U.S. Rep. Robert Aderholt (AL-04) tweeted, “Congratulations to [NASA] and the contractors on another successful Mars landing – this time, the Perseverance. Alabama built the rocket that got it there (ULA Atlas V), and Tuscaloosa County High School student Vaneeza Rupani named the Ingenuity helicopter!”
ULA and its heritage rockets have launched every previous U.S.-led mission to Mars, beginning in the 1960s. In fact, the perfectly-executed launch of this latest mission marked ULA’s 20th trip to Mars.
While the discoveries already made from prior missions are amazing — including that liquid water once was prevalent on Mars and that life might still exist under the Red Planet’s surface, Mars 2020 is expected to reveal even more groundbreaking information, then-NASA Administrator Jim Bridenstine outlined last year. He thanked ULA for making the mission possible.
“[T]his is the first time in history where we’re going to go to Mars with an explicit mission to find life on another world — ancient life on Mars,” he emphasized. “It’s a great day.”
“Are we going to be able to do that? We don’t know.

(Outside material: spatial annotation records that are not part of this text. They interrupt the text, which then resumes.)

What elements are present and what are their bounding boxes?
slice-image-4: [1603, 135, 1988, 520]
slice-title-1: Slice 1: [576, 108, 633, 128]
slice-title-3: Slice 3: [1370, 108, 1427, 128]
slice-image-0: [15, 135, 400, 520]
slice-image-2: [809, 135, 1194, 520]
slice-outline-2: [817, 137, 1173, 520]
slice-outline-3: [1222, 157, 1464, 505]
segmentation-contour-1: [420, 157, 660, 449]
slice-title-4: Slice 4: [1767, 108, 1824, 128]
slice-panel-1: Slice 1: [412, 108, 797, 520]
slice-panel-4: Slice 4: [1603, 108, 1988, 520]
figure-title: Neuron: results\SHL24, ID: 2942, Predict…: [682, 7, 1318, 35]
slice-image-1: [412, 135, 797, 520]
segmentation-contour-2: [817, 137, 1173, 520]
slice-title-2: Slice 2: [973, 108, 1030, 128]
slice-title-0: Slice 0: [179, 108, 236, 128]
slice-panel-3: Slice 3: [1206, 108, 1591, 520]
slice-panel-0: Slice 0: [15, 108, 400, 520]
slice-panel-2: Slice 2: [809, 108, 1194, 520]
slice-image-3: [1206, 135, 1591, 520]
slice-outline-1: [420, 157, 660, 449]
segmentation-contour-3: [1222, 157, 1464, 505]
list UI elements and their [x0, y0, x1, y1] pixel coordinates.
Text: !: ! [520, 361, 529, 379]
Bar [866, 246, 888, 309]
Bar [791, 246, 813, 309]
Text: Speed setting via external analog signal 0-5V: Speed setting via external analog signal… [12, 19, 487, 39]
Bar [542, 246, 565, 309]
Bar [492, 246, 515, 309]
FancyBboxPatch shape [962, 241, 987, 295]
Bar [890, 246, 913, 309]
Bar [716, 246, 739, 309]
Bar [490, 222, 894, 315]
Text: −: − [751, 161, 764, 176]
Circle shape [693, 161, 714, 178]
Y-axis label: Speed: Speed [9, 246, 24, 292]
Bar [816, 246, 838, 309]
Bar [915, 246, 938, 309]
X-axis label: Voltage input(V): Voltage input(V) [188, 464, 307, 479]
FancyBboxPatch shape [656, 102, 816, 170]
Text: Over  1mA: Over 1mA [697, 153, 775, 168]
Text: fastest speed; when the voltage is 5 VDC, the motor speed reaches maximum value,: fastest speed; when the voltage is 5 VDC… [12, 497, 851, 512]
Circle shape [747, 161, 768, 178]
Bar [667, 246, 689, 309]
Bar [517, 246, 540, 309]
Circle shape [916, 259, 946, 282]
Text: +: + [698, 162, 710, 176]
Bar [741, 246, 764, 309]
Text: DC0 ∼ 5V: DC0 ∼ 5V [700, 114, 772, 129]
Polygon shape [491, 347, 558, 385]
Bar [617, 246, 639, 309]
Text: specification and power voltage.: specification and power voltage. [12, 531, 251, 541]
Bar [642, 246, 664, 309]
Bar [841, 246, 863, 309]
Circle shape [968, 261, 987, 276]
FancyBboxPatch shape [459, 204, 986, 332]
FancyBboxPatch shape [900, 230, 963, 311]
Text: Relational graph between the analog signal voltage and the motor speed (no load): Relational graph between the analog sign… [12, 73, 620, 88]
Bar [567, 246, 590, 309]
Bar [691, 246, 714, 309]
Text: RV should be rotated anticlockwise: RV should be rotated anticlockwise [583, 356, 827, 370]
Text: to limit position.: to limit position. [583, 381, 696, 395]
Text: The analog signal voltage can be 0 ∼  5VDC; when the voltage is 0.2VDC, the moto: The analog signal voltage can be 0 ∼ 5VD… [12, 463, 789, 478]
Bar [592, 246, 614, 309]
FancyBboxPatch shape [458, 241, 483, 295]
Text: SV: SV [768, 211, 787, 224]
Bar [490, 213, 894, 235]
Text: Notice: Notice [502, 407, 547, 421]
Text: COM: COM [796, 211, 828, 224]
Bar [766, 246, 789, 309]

We don’t know if life existed there or not. But we do know that Mars at one point in its history was habitable. We don’t know that it was inhabited, but we know that it was habitable,” Bridenstine continued. “And now we’re actually, no kidding, going to do an astrobiology mission to the surface of Mars.”
He mentioned that then-President Donald Trump has challenged NASA with planting an American flag on Mars in the near future as part of the Artemis program, which is also powered by Alabama.
Today’s successful @NASAPersevere landing represents a leap forward in our understanding of Mars’ history and evolution.
— NASA’s Artemis Program (@NASAArtemis) February 18, 2021
“In order to do that, we’re going to need to send humans,” Bridenstine noted. “And when we send humans to Mars, they’re going to have to be able to breathe, and we can’t take all of that oxygen with us [to the planet]. So in this mission (Mars 2020), we have a technology demonstration called ‘Moxie.’ We’re going to take the carbon dioxide atmosphere of Mars and we’re going to turn it into oxygen, so that when humans get there, we know that we know that we know that we’re going to be able to create the oxygen necessary for life support.”
He further stressed that another important Mars 2020 technology demonstration will come in the form of the Ingenuity helicopter.
According to NASA, the helicopter will ride to Mars attached to the belly of the Perseverance rover. The vehicle will eventually deploy and operate on its own throughout the planet; the helicopter will become the first aircraft to attempt powered flight on another planet, per NASA. Ingenuity, weighing four pounds and operating under solar power, was named by an Alabama high school student.
“I love that this whole experience sparked a greater interest in the mission.”
— NASA (@NASA) February 18, 2021
“Ingenuity is going to transform how we think about exploring worlds in the future,” Bridenstine advised.